Meritage Homes’ pivot to affordable, quick-turning move-in-ready homes paid dividends in the fiscal third quarter, with the home builder reporting a company-record backlog conversion rate and the highest third quarter closing volume in company history.
“Our rate buydown offerings in July and August and the pullback in mortgage rates in September all contributed to order volume that slightly outpaced traditional seasonality, aiding us to achieve orders totaling 3,512 homes this quarter with average monthly absorptions of 4.1,” executive chairman Steven Hilton said.
Meritage Homes’ third quarter order volume represented a 1% increase compared to the third quarter of 2023. Third quarter average sales price (ASP) on orders was $406,000, down 6% on a year-over-year basis due to a product and geographic mix shift as well as increased financing incentive costs. Entry-level homes represented 92% of third quarter sales, up from 88% in the third quarter of 2023. The builder generated a third quarter profit of $196.0 million, or $5.34 per share, down from $221.8 million, or $5.98 per share, a year ago.
Home closing revenue in the quarter was $1.6 billion, down 2% on a year-over-year basis. The decline was largely due to a 9% decrease in ASP on closings. Home closings increased 8% year-over-year to a third-quarter record 3,942. Entry-level homes accounted for 93% of third quarter home closings. The builder’s cancellation rate remained below historical levels at 10% in the third quarter, according to CEO Phillippe Lord.
“With nearly 45% of this quarter’s closings also sold this quarter, our backlog conversion rate was a company-record 145%,” Lord said.
The central region—which includes Texas—generated a monthly absorption pace of 4.6 in the third quarter.
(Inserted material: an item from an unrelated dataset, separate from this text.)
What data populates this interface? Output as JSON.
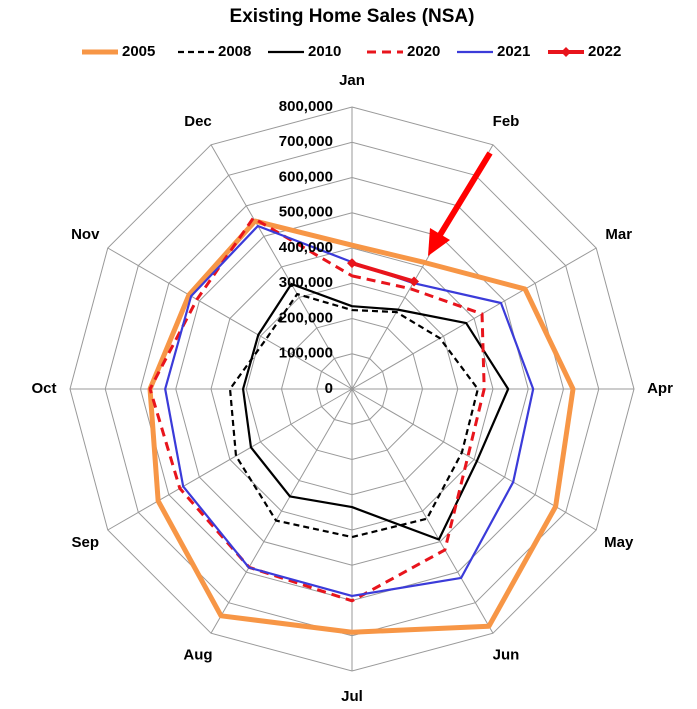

The region’s average backlog conversion has exceeded 125% in each of the past four quarters, according to Lord. The West region recorded the largest year-over-year increase in absorption pace, up to 4.2 per month from 3.6 in the third quarter of 2023. The East region posted a monthly absorption pace of 3.8.
Meritage anticipates the housing market will return to a mix between existing homes and new homes that reflects historic levels. The builder said some of its submarkets are already experiencing increased competition from resale inventory. However, the builder’s strategic shift, built around a 60-day closing guarantee and the concept of move-in-ready homes, is designed to be competitive against the resale market. As such, Lord said the builder believes it can continue to grow market share even as resale inventory re-enters the market.
Meritage Homes’ land acquisition and development spend in the third quarter totaled $659.4 million and the builder put nearly 7,800 net new lots under control. At the end of the period, approximately 74,800 lots were owned or controlled, an increase from 60,700 lots a year ago. The builder started approximately 3,800 homes in the third quarter, down on a year-over-year and sequential basis but in line with traditional seasonality.